When it comes to protecting human populations, the HIV experience also has an important lesson for us. When vaccines don’t work because they are rapidly subverted by mutational change, small molecule therapeutics (chemical drugs) can be designed to block different molecular mechanisms in the virus replication pathway. Initially, because of the way the pharmaceutical industry is set up, these (as with Paxlovid for SARS-CoV-2) will be very expensive as the companies seek to make a profit while covering the high cost of the underlying research and development, then testing to ensure safety and efficacy. At least in the longer term there are ways around this by having cheap generics made in India for distribution to developing countries, as is the case with HIV.

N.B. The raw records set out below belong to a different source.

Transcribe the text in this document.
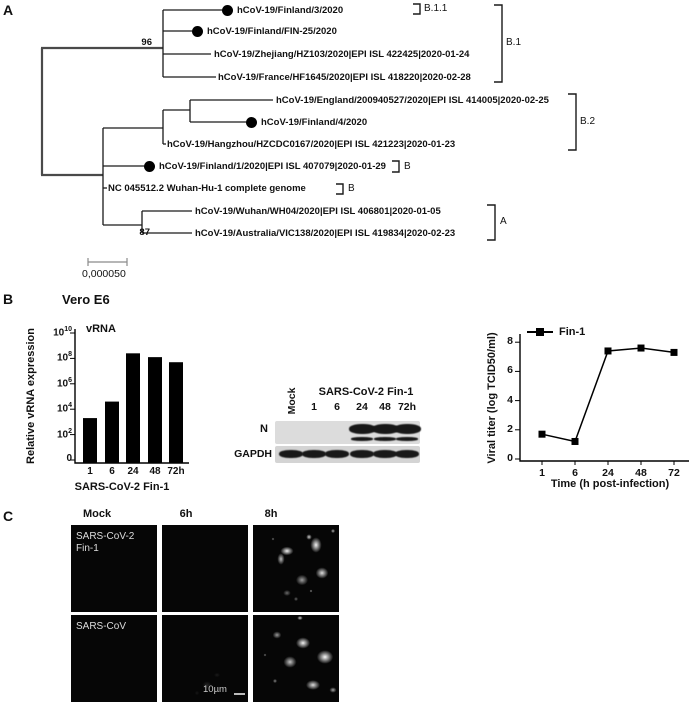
A
B
C
96
87
B.1.1
B.1
B.2
B
B
A
0,000050
Vero E6
vRNA
Relative vRNA expression
SARS-CoV-2 Fin-1
SARS-CoV-2 Fin-1
Mock
N
GAPDH	Viral titer (log TCID50/ml)
Time (h post-infection)
Fin-1
Mock	6h	8h
SARS-CoV-2
Fin-1
SARS-CoV
10µm
hCoV-19/Finland/3/2020
hCoV-19/Finland/FIN-25/2020
hCoV-19/Zhejiang/HZ103/2020|EPI ISL 422425|2020-01-24
hCoV-19/France/HF1645/2020|EPI ISL 418220|2020-02-28
hCoV-19/England/200940527/2020|EPI ISL 414005|2020-02-25
hCoV-19/Finland/4/2020
hCoV-19/Hangzhou/HZCDC0167/2020|EPI ISL 421223|2020-01-23
hCoV-19/Finland/1/2020|EPI ISL 407079|2020-01-29
NC 045512.2 Wuhan-Hu-1 complete genome
hCoV-19/Wuhan/WH04/2020|EPI ISL 406801|2020-01-05
hCoV-19/Australia/VIC138/2020|EPI ISL 419834|2020-02-23
$10^{10}$
$10^8$
$10^6$
$10^4$
$10^2$
0
1	6	24	48 72h
0
2
4
6
8
1	6	24	48	72
1	6	24	48 72h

The problem with HIV is that the virus hides by being copied (using a viral reverse transcriptase) back into the genome and (using present technology) can never be completely eliminated. Although there are hints that this might happen for bits of the SARS-CoV-2 genome (using endogenous, human reverse transcriptase) there’s no evidence that this could lead to the production of infectious virus. We also know that the various influenza viruses do not, given a functioning immune system, persist in us. The anti-influenza drug Tamiflu works against any influenza A or B virus – although, like Paxlovid, it has to be given early to be efficacious. The Covid-19 experience has shown us how to do that by the judicious use of PCR or RATs for immediate diagnosis, which must then be backed by a mechanism for rapid drug distribution.

Drugs are always an expensive way to go, compared with vaccination, but we could make antiviral, class-specific drugs to treat people infected with any novel CoV, henipavirus, filovirus and so forth. We know from the HIV experience and from cancer therapy that we need at least two different drugs in our armamentarium for each class of pathogen, to avoid mutational escape. How might these be tested ahead of time? Drugs can at first be assessed in virus-infected cell cultures, then used for preclinical safety and efficacy testing in animals. If a product looks promising, human phase 1 trials are just to ensure that the drug is safe to use in us. Then, for example, the relatively innocuous “cold and croup” CoV strains could be used to evaluate efficacy using carefully controlled and monitored human virus challenge studies. That approach has now been used for some time with influenza. The facilities to do such work are available and are being expanded.

Initiatives to develop specific antivirals for a spectrum of pathogens are currently under way across the world, but it will take major investment from governments, charitable foundations and the pharmaceutical industry to drive this work forward. Recently, the philanthropist Geoffrey Cumming donated $250 million to the University of Melbourne to establish the Cumming Global Centre for Pandemic Therapeutics, within the Doherty Institute. The intention is that all this money will go to research and development, not to building concrete edifices, and it will focus on novel approaches that might be beneath the radar of Big Pharma.

Maybe there’s a sci-fi novel to be written around the idea of a “global pandemics force” that, armed with a spectrum of great drugs, can be parachuted into an afflicted region as soon as there’s the hint of a potentially dangerous outbreak. During the peak of the Victorian Covid-19 experience, we deployed a lab-in-a-van and a shipping container lab, either of which could be loaded into a Lockheed Hercules or Starlifter. The modern reality is that we can extend the mantra of Rockefeller University microbiologist René Dubos – to think globally and act locally and globally. As both Covid-19 and climate change are showing us, we live in one world, on one small planet. Wars, blame games, conspiracy theories and other idiocies are not the way to go.